東京地裁正門には裁判を傍聴しようと、27席に350人あまりが列を作った

 3月、鉄製の檻に閉じ込めた猫1匹に熱湯を浴びせたのが惨劇の始まりだった。

 東京猫医療センターの服部幸医師に話を聞いた。

「熱湯で受けた広範囲のヤケドは猫も自然に治るわけではありません。治療をしなければ命に関わります」

 一方、被告がケガをした後に会ったという人物は首を傾げる。

「そんなにひどい傷なら会ったときにわかると思うけど、何も言ってなかった」

 服部医師も、

「猫は何もしなければ噛みつくことはほぼないと言えます。無理やり捕まえたり、何らかの嫌がることをしたときに噛みつかれたのでは」

 と推測。噛まれたことは自業自得の可能性もある。

動画にあげるのが主目的になった

 大矢被告は被告人質問の中で懲役刑を求める21万筆の署名について問われると、

「私に対する断罪、殺された猫の声を、心を痛めた人の声を聞きなさいということだと思います。

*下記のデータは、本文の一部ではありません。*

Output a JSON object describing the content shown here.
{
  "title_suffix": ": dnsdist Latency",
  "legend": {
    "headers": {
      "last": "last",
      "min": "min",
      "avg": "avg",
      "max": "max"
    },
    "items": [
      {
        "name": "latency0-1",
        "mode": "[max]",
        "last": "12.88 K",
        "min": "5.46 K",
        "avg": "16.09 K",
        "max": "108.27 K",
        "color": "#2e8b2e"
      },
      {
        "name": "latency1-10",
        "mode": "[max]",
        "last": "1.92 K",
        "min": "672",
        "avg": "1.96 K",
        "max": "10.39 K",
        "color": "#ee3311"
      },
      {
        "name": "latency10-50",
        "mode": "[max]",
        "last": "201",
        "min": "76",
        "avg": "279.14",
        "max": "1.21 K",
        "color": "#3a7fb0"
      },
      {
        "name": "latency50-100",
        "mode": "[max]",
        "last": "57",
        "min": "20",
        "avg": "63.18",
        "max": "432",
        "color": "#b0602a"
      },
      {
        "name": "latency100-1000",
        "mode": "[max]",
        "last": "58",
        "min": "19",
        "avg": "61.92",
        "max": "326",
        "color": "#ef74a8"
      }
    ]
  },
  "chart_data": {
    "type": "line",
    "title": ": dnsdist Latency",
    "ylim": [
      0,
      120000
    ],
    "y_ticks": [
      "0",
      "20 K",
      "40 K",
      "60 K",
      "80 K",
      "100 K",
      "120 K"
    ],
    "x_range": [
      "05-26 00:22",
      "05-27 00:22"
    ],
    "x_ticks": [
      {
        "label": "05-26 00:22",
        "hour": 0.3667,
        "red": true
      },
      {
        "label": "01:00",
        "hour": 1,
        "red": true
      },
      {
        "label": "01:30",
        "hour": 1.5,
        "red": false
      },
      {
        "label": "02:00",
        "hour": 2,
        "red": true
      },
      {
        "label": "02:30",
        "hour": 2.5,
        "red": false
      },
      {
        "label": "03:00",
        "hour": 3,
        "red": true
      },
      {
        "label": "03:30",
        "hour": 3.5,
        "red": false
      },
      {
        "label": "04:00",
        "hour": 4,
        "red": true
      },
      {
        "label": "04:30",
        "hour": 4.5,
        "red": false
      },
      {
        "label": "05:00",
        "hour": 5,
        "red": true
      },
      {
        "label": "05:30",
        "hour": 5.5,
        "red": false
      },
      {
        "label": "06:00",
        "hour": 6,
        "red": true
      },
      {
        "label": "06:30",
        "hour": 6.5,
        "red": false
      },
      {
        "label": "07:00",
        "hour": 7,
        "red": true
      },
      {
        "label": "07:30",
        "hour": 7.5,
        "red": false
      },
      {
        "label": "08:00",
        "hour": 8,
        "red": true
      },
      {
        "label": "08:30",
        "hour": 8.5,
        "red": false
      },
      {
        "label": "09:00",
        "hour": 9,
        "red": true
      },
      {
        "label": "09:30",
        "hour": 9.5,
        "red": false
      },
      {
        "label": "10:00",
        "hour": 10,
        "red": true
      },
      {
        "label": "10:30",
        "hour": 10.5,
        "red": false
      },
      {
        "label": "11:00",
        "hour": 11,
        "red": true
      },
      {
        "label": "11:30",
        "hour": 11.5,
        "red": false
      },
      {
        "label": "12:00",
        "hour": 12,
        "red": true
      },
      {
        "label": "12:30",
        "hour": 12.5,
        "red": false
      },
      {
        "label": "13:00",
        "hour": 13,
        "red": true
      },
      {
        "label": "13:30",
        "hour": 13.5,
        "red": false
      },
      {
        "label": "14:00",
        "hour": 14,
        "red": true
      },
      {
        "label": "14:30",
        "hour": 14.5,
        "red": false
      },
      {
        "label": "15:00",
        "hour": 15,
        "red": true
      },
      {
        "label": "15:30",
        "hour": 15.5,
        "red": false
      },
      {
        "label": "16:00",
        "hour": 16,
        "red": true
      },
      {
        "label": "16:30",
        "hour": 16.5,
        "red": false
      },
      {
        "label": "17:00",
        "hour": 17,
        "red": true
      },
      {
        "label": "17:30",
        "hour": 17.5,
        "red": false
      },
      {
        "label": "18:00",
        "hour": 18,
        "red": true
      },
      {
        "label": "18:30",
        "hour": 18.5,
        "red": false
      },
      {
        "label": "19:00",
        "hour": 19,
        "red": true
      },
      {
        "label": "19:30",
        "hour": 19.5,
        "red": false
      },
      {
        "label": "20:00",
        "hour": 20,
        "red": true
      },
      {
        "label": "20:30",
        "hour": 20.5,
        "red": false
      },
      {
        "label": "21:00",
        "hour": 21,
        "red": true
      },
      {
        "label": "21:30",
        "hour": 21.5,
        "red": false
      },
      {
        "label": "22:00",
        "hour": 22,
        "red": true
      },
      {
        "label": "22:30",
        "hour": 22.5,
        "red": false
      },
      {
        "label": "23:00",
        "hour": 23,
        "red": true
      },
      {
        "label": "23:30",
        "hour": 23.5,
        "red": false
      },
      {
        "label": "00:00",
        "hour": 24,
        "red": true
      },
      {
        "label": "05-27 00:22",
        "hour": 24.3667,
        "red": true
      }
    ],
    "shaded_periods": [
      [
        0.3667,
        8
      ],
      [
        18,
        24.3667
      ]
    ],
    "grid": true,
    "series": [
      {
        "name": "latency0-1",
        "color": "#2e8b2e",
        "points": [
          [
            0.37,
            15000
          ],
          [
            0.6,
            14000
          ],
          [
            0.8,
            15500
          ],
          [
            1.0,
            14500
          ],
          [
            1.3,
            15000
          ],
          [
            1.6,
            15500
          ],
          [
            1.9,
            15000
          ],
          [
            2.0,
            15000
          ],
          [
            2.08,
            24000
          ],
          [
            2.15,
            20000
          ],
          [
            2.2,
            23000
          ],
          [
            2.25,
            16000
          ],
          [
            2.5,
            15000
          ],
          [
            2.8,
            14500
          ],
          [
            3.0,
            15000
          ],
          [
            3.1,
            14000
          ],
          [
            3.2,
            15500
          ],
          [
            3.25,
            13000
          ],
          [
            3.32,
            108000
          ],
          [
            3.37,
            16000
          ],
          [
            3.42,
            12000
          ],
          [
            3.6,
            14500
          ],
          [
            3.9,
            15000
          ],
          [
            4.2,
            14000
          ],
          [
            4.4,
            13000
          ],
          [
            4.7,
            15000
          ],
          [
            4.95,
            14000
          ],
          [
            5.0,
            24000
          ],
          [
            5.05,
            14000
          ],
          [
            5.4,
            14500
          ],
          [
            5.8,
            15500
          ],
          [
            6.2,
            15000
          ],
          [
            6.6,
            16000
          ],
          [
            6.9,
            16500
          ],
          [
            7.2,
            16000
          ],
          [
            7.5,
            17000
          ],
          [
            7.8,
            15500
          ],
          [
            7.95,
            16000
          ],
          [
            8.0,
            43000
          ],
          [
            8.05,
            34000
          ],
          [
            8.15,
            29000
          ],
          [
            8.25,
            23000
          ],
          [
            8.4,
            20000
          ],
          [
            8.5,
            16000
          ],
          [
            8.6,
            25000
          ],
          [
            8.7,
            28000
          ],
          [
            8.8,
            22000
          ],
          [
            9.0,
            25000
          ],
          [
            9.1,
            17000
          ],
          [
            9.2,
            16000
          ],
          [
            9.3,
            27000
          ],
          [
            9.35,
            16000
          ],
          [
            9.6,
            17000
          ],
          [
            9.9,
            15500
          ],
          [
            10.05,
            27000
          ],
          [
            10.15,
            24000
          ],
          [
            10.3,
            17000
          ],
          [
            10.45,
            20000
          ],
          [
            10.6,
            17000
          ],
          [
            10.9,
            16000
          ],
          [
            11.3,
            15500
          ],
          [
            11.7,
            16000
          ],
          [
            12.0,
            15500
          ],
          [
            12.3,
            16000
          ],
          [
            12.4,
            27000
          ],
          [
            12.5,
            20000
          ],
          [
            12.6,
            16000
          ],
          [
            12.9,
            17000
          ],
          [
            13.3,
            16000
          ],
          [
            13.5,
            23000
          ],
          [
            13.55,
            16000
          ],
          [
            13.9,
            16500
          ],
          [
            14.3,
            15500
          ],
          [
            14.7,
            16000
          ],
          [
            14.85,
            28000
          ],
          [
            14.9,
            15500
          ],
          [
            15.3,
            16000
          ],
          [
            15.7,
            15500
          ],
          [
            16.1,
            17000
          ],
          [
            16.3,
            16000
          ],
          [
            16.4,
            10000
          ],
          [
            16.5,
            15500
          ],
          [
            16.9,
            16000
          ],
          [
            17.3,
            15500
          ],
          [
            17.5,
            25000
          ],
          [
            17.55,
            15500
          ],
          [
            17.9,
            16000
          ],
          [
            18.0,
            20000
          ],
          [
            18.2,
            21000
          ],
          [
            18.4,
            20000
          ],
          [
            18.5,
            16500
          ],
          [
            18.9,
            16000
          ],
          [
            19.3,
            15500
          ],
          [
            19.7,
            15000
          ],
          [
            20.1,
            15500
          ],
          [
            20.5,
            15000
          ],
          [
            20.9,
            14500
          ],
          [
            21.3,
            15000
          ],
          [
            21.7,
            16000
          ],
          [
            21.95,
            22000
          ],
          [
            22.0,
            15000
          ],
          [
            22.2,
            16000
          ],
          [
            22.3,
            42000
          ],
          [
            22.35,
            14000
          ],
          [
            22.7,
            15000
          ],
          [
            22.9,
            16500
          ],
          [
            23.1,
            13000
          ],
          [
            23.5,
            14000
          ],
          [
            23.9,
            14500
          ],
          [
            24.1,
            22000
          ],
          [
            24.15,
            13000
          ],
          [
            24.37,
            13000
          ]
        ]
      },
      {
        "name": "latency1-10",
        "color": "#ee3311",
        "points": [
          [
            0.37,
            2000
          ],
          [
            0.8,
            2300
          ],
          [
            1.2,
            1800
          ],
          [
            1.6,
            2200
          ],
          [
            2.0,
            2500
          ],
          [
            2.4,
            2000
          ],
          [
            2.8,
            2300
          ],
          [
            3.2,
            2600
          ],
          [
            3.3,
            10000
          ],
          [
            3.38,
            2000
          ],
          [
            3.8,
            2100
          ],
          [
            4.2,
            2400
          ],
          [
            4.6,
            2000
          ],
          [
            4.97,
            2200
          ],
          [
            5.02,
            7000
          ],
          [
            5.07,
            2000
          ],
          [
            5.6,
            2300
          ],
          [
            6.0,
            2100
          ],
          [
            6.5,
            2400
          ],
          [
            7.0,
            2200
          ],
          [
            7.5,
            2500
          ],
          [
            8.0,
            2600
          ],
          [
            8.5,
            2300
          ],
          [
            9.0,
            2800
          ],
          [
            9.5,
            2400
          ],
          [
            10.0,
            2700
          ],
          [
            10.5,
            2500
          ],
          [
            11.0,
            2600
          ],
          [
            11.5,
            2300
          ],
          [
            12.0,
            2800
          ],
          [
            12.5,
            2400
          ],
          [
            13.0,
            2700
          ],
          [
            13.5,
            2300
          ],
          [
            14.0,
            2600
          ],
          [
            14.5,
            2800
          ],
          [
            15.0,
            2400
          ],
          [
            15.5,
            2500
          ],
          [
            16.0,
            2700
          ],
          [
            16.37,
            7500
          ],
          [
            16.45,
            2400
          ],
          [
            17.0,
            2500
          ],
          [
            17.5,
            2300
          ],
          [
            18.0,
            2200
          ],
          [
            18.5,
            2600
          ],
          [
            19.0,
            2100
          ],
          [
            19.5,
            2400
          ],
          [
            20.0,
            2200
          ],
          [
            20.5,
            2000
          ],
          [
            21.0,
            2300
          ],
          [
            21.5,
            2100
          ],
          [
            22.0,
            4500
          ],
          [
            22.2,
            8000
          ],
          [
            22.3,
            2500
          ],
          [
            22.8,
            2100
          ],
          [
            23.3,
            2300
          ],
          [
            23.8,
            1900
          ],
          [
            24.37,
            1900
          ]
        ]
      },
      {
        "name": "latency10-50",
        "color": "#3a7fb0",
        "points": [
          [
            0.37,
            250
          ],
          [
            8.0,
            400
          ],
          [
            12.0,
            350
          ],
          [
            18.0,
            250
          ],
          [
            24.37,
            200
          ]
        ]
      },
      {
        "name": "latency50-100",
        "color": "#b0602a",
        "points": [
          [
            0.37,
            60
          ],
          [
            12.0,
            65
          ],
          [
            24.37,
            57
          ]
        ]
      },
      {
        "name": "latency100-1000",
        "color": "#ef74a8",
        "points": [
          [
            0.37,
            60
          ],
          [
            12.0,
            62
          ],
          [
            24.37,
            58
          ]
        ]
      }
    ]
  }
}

贖罪の気持ちを持って生きていきたい」

 弁護士の質問に淡々と答えていた被告だが、検察官から撮影した動画を見たときの心情を問われると、

「噛んだ猫と違うが最初は溜飲を下げるものだった。後半はインターネットの情報を参考にしながらだった」

 裁判長の「猫が死んでいくところを見て楽しかったか?」という質問には、

「気分はよくなかった。後半は残虐に殺して動画に上げるのが主目的になった」

 さらに、「なぜ続けたのか」との問いに、

「あの……どっかで被害を言い訳にしながら殺めていた」

 一転して焦りがにじみ、歯切れが悪い。